“Is this really happening? ‘Cause I hallucinate sometimes,” Kenny says to the Swedish student who has just started at his school in time for prom. The entire Real O’Neal clan are adorably awkward and quirky and, at the start of the series, devoutly Catholic. Mom, played by Martha Plimpton, was a religious enforcer who took the joy out of every occasion. In “The Real Prom,” the entire family show how far they have moved on.
Kenny (Noah Galvin) “comes out” at the start of the season and has had to fight his own feelings, his mother and grandmother. It is hard not to love Kenny. A naive teen who wants to meet that special boy and whose heart is as full of romantic dreams as your Aunt Ethel’s.
For his prom he wants nothing more than to dance and kiss the boy of his dreams while ABBA plays. Meanwhile Eileen is fighting her feelings for vice principle Murray (Matt Oberg) and the scene where she tells Clive that there is no way on earth she will ever date him is recited like a Dr. Seuss rhyme. After her “Green Eggs and Ham” rejection, he plays his Theremin and sings “Come On Eileen,” to Eileen O’Neal.
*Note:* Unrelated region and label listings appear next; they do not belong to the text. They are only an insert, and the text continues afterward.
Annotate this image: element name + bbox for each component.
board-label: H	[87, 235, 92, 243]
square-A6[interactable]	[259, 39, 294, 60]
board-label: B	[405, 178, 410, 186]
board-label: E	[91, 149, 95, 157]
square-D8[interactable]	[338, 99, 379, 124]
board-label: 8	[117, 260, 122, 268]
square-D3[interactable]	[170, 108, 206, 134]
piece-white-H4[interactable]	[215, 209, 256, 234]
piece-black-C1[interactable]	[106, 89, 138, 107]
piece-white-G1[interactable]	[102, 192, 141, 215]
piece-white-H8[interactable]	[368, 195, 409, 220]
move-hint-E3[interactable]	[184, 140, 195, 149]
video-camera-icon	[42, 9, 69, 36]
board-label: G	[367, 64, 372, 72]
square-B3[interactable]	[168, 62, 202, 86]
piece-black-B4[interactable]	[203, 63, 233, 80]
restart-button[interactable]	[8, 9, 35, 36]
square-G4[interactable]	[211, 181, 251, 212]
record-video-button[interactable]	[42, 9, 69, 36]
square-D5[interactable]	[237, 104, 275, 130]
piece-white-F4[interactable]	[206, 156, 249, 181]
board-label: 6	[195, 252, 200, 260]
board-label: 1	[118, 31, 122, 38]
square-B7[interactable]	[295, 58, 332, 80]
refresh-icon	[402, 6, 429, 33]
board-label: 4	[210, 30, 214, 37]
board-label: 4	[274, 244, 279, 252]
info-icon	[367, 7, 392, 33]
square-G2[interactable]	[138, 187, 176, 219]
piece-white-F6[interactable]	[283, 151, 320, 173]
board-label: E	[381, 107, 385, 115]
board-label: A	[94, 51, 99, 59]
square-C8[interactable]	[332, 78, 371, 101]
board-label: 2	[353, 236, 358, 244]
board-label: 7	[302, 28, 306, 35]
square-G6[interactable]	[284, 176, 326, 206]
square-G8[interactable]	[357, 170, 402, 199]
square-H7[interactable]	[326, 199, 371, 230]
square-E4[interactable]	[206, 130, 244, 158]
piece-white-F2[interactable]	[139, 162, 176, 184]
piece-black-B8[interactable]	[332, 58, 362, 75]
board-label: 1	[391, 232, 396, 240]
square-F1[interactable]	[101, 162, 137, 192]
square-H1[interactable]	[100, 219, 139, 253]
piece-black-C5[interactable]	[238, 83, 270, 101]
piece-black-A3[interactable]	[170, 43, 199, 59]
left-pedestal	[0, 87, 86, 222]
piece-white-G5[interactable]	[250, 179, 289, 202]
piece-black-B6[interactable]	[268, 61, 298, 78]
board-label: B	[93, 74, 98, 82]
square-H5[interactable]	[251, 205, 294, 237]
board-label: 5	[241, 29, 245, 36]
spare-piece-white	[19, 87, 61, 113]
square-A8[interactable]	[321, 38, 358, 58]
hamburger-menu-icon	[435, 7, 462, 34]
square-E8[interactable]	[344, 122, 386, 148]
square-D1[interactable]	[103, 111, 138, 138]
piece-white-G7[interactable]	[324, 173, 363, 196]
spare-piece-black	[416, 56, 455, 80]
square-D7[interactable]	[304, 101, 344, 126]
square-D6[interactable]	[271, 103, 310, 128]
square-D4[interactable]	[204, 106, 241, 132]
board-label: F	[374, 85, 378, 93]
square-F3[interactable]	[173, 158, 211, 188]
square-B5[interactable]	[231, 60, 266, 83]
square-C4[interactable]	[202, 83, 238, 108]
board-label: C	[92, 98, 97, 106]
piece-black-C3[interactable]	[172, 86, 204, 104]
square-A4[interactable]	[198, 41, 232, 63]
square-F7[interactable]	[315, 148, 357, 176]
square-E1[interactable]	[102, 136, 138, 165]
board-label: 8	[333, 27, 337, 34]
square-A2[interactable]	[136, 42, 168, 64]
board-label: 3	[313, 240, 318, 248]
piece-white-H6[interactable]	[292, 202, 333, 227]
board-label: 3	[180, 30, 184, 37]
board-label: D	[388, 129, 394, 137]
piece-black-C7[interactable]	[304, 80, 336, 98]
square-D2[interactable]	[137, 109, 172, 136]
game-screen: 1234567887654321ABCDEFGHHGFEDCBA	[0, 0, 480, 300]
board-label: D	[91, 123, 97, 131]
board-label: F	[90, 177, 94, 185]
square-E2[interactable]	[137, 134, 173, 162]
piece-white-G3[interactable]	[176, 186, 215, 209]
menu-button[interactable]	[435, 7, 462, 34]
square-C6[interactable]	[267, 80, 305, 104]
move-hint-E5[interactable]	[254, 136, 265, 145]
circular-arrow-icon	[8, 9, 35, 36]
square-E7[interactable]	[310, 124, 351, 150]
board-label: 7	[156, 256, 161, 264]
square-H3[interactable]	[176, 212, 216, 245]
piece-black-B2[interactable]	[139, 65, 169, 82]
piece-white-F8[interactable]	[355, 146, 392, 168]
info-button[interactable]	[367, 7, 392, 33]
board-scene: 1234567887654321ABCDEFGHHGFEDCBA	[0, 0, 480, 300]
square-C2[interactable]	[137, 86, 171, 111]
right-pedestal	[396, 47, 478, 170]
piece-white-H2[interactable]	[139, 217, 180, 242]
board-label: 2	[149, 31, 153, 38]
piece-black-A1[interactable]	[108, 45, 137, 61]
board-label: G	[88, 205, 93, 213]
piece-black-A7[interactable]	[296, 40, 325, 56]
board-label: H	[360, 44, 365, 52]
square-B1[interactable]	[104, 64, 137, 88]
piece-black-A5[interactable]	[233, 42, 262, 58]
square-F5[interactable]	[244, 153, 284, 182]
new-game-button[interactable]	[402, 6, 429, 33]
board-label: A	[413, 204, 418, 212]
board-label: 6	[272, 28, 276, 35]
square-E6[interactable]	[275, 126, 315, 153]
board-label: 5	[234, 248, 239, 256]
Pat (Jay R. Ferguson) takes his daughter Shannon (Bebe Wood) to the prom after learning that she turned down Ethan. He explains, while they watch “Carrie” that just because he had a miserable time at his prom that not everyone does.
The storyline has both Kenny and Jimmy (Matt Shively) struggling to get dates for the prom. Jimmy knows who he wants to ask but has not come up with a spectacular enough “prom-posal” yet. Kenny, being the only gay in the school, who has come out, has no idea who to ask, apart from the barista at Rigby’s.
For all the comedic drama of Kenny’s coming out, this series shows what family is really all about. Accepting one another and not judging. This, initially, almost grass roots Catholic family move from being too judgmental to accepting and supporting each other.
Kenny tells the new gay Swedish student that he hallucinates. He does indeed, Jesus has appeared a few times, hysterically so in the pilot where He tells Kenny that He will let Eileen order for Him, and even Jimmy Kimmel appears in one episode.
Most of Kenny’s flights of fancy do not include Jesus or Kimmel but allow his romantic and overactive imagination to run riot. In this final episode of the season, he imagines that the kiss he will share with the Swedish lad will be perfect.
It is not.
“Huh. Maybe I set the bar too high?”
Jimmy does not have that problem when he finally gets a kiss from Lacey (Kaylee Bryant). The two brothers mess up their prom-postals and end up having to attend the event together. As they get ready for the prom, Jimmy insists that they are going to Hemsworth the dance. Hysterically they both claim to be Chris, twice.
By the end of the night, Shannon realizes she likes Ethan, Eileen has another connection with VP Murray, Kenny gets his kiss from Lacey, Pat has a great time at the prom and Kenny is disappointed. He has learned that reality rarely lives up to a hallucinatory version of events.
ABC have renewed this little comic gem. Plimpton and company rock it in this series and this outside the box show is great fun. Hurry up season two.